Ele não foi criado em um estúdio. Ele viajou. Quando menino e jovem, mudou-se entre a França e a Bélgica, aprendendo violino, violão e banjo de ouvido e por necessidade. Então veio o fogo.
Um incêndio de caravana em 1928 exigiu o uso de dois dedos da mão esquerda. A maioria dos jogadores teria desistido. Reinhardt adaptou-se. Ele desenvolveu uma técnica que dependia dos dois dedos restantes e de uma abordagem única para aberturas de acordes. Isso não prejudicou sua aptidão. Isso o definiu.
A Quinteta do Hot Club de França
Em 1934, o mundo ouviu como era essa adaptação. Reinhardt tornou-se co-líder da Quintette du Hot Club de France, ao lado do violinista Stéphane Grappelli.
Esta não era uma banda de fundo. Era um instrumento de precisão. O grupo gravou extensivamente, e esses discos ainda hoje são altamente valorizados pelos conhecedores de jazz. O som estava limpo. Sem bateria. Apenas violões, violino e um baixo dando o ritmo. Era um club jazz quente no auge.
“Talvez sua influência mais duradoura no jazz tenha sido a introdução de solos baseados na improvisação melódica, numa época em que os guitarristas geralmente tocavam solos com acordes.”
Quebrando o molde
Durante a maior parte de sua carreira, Reinhardt jogou no estilo swing que dominou a década de 1930. Mas ele não apenas seguiu a tendência. Ele torceu.
Antes de Reinhardt, os guitarristas tocavam principalmente solos com acordes. Eles eram instrumentos rítmicos disfarçados de solos. Reinhardt mudou isso. Ele introduziu solos baseados em pura improvisação melódica. Essa mudança permitiu que o violão cantasse em vez de apenas dedilhar.

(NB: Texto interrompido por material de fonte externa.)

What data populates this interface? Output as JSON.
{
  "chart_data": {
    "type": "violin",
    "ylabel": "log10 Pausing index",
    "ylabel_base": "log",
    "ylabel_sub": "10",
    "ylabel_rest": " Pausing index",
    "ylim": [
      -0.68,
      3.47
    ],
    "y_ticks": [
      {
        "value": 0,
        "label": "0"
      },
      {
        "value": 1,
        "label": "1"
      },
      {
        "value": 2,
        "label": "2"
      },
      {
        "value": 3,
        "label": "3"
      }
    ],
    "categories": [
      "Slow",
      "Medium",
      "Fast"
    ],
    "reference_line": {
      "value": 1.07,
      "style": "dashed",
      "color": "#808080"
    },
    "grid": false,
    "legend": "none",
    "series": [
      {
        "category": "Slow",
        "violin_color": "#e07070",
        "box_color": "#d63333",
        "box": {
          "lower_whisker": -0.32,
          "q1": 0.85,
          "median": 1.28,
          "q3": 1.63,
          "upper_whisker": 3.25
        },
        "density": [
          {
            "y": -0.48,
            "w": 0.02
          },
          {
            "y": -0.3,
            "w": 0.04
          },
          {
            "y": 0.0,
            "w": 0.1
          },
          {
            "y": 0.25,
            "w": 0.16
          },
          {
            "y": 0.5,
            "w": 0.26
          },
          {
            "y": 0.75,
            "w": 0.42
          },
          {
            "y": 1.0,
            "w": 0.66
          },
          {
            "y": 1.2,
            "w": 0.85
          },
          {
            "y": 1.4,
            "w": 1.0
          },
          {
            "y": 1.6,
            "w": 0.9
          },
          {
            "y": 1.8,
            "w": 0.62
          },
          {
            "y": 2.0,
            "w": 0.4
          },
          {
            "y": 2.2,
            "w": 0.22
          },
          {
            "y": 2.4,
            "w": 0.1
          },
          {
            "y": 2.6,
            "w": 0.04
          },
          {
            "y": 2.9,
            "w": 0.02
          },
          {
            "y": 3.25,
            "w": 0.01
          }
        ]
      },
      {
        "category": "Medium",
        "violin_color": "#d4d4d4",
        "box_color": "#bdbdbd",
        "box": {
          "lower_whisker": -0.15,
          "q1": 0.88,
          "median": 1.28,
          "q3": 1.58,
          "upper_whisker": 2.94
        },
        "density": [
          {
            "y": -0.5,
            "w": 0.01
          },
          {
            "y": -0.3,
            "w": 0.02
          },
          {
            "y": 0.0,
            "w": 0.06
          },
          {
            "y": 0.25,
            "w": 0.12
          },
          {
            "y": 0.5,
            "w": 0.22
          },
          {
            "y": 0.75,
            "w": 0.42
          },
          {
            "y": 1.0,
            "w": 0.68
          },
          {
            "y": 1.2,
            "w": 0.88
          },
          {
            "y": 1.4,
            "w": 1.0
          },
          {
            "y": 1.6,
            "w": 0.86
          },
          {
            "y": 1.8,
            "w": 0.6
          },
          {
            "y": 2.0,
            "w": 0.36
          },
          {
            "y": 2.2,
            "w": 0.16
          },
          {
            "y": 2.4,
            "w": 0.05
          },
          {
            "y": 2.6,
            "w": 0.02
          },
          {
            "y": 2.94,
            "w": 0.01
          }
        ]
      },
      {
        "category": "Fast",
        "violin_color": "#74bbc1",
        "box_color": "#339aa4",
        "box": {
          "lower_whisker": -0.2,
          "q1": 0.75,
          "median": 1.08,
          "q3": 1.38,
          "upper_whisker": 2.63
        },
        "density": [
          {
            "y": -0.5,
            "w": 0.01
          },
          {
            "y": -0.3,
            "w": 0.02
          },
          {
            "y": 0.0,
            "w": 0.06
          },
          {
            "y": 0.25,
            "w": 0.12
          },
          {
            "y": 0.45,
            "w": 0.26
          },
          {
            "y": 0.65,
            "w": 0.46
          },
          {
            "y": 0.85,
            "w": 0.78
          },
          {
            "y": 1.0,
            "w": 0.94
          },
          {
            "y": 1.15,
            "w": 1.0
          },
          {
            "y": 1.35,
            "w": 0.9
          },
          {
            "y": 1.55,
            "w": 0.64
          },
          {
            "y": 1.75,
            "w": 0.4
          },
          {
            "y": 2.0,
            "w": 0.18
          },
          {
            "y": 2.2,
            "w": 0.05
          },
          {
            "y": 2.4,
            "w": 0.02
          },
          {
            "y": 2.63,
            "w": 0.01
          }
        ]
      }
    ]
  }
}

Suas improvisações eram inimitáveis. Não eram apenas exibições técnicas. Eram paisagens emocionais. Isto era especialmente verdadeiro em seus andamentos lentos. Os ouvintes descrevem seu som como uma mistura sedutora de música cigana e jazz. Foi curioso. Foi exótico. Era inegável.
Reconhecimento Americano
Ele só recebeu o que merecia nos EUA no final de sua vida. Reinhardt visitou os Estados Unidos apenas uma vez. Isso foi em 1946. Ele excursionou com a orquestra de Duke Ellington.
Foi uma espécie de validação. O mestre do swing convidou o mestre do Hot Club para dividir o palco. Mostrou que sua influência atravessou oceanos. Mostrou que sua técnica, nascida do trauma e da necessidade, tornou-se universal.
Composições que sobreviveram a ele
Algumas músicas transcendem seu gênero. Reinhardt escreveu vários que o fizeram. Suas composições eram tão fortes que posteriormente foram transpostas para obras orquestrais.
Dois se destacam. “Nuages” e “Manoir des mes rêves.”